Term life insurance is designed to solely provide financial assistance to your beneficiaries in the event of your death. The sum can be used as a supplement to your income to help you manage your household expenses and outstanding EMIs. If you have dependent family members, you must purchase a term insurance policy.
The endowment plan is designed to assist you in saving for your long-term goals. It offers assured profits and meets the requirement for long-term savings.
5. Sum Assured
The sum assured on a term insurance policy is the maximum. This is due to the fact that it only provides risk coverage, which is adequate for your better protection.
The sum assured in an endowment plan is lower than that of term insurance. This is because an endowment plan satisfies the urge for saving. You will receive a lower guaranteed payout, but you will benefit from a maturity advantage.
6. Price
A term plan is less expensive because it offers no return and just provides risk protection.
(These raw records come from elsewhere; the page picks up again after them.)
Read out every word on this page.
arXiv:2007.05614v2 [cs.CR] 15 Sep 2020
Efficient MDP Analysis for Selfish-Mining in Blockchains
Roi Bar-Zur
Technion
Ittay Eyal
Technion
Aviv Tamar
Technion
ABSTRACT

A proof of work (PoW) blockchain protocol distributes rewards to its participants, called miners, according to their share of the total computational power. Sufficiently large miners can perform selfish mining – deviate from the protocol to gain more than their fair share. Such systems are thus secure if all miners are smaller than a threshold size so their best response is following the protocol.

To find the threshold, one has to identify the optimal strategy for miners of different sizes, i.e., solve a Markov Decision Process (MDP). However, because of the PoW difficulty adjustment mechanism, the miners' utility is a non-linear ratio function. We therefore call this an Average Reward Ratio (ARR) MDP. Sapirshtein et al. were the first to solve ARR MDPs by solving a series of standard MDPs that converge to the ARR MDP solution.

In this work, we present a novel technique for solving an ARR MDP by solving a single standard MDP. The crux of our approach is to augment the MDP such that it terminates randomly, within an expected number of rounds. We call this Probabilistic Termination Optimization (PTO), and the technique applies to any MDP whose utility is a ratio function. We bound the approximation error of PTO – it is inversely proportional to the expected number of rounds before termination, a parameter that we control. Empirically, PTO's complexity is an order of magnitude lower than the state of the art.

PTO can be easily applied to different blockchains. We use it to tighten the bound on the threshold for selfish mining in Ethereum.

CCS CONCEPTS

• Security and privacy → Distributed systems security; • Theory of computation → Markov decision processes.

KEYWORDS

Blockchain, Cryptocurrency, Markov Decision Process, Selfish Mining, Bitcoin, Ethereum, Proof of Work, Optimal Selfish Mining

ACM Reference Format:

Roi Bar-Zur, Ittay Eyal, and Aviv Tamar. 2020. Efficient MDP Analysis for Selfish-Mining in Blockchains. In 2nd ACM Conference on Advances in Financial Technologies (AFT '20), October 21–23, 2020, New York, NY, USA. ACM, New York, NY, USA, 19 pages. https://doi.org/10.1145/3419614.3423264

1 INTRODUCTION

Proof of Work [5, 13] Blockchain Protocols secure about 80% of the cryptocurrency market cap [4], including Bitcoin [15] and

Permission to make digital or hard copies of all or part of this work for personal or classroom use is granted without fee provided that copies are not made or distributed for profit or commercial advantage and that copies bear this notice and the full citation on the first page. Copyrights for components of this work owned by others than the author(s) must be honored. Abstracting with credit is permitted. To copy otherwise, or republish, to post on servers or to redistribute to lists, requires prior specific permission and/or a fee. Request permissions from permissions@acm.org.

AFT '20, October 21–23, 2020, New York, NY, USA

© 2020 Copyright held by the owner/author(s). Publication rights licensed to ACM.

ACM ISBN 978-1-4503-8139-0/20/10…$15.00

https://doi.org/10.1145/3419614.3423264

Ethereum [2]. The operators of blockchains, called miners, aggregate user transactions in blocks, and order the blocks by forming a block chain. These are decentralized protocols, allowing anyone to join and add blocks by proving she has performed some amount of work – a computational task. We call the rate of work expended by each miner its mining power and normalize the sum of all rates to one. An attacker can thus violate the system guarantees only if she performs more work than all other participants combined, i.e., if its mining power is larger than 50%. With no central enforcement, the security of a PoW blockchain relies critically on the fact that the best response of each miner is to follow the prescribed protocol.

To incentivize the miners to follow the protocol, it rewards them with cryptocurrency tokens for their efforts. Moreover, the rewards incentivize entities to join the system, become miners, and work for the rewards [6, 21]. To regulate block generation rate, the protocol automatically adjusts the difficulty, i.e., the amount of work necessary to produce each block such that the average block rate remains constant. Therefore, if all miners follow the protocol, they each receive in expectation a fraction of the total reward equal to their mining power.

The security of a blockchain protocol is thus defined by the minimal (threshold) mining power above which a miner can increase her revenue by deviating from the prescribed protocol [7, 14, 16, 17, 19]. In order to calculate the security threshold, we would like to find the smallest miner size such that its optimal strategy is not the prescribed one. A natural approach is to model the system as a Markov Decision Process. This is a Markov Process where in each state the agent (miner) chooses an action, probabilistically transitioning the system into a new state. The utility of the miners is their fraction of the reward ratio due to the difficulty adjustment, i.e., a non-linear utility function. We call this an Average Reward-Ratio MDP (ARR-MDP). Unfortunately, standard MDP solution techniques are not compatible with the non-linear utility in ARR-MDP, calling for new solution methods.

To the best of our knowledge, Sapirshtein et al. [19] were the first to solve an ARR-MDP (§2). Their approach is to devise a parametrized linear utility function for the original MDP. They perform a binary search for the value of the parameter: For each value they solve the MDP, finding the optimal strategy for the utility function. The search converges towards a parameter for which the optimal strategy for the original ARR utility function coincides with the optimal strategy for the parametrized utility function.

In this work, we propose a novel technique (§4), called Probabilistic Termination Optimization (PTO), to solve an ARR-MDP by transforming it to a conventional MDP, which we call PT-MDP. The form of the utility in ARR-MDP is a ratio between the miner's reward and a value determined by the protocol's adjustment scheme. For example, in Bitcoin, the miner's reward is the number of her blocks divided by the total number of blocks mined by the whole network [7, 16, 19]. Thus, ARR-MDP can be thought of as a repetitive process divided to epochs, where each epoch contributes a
An endowment plan, on the other hand, offers a maturity benefit as well as loyalty bonuses. These extra features raise the cost of an endowment policy.
Conclusion
The desire to invest and increase your money should not be confused with the necessity for insurance. As a result, an individual should use insurance instruments and endowment plans in accordance with his or her financial objectives. Insurance, according to financial experts, should not be combined with any other financial purpose. As a result, pure insurance products such as term insurance outperform endowment programs
You may also like to read - How Can I Calculate Surrender Value For My Endowment Policy?
Disclaimer: This article is issued in the general public interest and meant for general information purposes only. Readers are advised not to rely on the contents of the article as conclusive in nature and should research further or consult an expert in this regard.